Letztes Update am 11.04.2012, 08:02
Drogenkrieg: 28 Tote an einem Tag.
Seit Mexikos Präsident Calderon der Drogenmafia 2006 den Kampf angesagt hat, sind über 50.000 Menschen ums Leben gekommen.
Dem mexikanischen Drogenkrieg sind binnen 24 Stunden mindestens 28 Menschen zum Opfer gefallen.
Im Badeort Acapulco wurden nach Behördenangaben sieben Leichen in einem Wagen gefunden. Daneben lag eine Botschaft von Drogenschmugglern.
Der Wagen war Stunden zuvor in eine Verfolgungsjagd mit der Polizei verwickelt gewesen, nachdem er trotz Aufforderung nicht gestoppt hatte.

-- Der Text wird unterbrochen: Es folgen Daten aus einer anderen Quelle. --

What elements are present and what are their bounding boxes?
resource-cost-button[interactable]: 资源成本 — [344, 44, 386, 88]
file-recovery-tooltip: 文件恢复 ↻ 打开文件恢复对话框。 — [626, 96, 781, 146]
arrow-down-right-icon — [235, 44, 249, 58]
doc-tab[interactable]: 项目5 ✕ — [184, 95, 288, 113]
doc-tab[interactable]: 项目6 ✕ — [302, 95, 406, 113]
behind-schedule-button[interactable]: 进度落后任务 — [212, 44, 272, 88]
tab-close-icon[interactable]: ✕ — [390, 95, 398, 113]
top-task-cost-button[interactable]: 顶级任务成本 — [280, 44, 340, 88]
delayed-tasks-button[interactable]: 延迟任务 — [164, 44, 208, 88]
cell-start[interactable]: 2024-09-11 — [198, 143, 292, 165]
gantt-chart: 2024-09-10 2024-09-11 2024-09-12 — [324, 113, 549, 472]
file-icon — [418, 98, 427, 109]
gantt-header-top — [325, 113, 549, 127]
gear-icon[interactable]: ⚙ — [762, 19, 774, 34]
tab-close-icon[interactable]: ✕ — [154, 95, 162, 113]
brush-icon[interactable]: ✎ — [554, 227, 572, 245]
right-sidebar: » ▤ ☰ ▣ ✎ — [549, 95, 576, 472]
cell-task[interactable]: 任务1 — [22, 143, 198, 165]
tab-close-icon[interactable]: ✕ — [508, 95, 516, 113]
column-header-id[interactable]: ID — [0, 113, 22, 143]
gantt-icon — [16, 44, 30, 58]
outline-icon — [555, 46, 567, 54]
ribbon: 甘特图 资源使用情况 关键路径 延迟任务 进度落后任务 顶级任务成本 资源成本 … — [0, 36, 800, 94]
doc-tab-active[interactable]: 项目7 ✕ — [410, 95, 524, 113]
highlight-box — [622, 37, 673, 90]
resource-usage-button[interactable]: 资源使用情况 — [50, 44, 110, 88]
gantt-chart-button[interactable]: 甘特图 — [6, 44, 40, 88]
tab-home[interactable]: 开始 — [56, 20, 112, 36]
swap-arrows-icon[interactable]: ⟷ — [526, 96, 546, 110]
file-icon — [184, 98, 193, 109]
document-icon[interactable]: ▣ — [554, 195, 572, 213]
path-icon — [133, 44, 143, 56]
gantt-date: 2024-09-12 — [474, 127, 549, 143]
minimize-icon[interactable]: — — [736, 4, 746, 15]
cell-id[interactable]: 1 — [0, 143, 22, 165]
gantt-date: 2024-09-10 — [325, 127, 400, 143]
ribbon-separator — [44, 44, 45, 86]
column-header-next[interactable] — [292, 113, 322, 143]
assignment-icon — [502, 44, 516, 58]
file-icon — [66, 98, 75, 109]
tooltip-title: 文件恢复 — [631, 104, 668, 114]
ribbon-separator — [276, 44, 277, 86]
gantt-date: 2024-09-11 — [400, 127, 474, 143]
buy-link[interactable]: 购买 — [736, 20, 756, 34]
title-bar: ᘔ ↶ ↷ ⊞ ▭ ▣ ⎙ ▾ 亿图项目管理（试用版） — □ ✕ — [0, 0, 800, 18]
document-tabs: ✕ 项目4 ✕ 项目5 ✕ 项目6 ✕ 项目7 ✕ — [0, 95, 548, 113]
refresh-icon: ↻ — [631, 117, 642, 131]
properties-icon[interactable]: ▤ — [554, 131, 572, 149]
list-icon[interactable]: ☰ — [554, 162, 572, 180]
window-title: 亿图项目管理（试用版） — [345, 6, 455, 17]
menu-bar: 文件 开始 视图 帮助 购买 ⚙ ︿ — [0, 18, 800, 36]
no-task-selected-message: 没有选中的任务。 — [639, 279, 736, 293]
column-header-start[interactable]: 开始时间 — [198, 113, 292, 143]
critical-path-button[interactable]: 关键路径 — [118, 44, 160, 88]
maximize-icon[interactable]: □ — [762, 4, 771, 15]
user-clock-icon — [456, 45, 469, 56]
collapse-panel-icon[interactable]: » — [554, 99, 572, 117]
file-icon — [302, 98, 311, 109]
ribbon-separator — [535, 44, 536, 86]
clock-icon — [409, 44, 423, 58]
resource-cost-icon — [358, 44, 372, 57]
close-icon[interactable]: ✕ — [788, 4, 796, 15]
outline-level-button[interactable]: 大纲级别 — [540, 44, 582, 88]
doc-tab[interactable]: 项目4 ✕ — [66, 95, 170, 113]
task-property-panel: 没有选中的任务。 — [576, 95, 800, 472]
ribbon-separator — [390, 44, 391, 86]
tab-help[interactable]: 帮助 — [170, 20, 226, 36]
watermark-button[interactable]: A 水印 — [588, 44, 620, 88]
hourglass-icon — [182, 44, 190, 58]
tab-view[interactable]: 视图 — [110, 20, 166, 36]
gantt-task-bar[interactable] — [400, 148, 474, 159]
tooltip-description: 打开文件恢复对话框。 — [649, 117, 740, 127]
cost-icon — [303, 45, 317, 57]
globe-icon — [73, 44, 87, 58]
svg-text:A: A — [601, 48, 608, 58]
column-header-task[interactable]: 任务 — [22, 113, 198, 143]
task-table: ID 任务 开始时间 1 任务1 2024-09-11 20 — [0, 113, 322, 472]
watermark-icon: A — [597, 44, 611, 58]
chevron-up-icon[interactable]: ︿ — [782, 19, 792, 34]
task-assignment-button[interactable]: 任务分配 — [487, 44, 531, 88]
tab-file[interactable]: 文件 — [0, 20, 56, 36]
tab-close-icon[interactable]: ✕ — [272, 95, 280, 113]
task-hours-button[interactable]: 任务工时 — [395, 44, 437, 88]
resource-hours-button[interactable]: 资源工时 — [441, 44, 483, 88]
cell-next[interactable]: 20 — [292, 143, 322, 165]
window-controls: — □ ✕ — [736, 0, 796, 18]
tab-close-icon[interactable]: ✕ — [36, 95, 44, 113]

Im westlichen Bundesstaat Michoacan starben sechs Verdächtige bei einer Schießerei mit Soldaten, drei mutmaßliche Opfer von Drogengangstern wurden nach Militärangaben an einer Straße gefunden. Im nördlichen Bundesstaat Cuahuila wurden nach Polizeiangaben ein Polizist und drei bewaffnete Männer bei einer weiteren Schießerei zwischen Soldaten und Kriminellen getötet.
Im Bundesstaat Nuevo León erschossen bewaffnete Gangster acht Menschen bei Angriffen auf illegale Taxistände.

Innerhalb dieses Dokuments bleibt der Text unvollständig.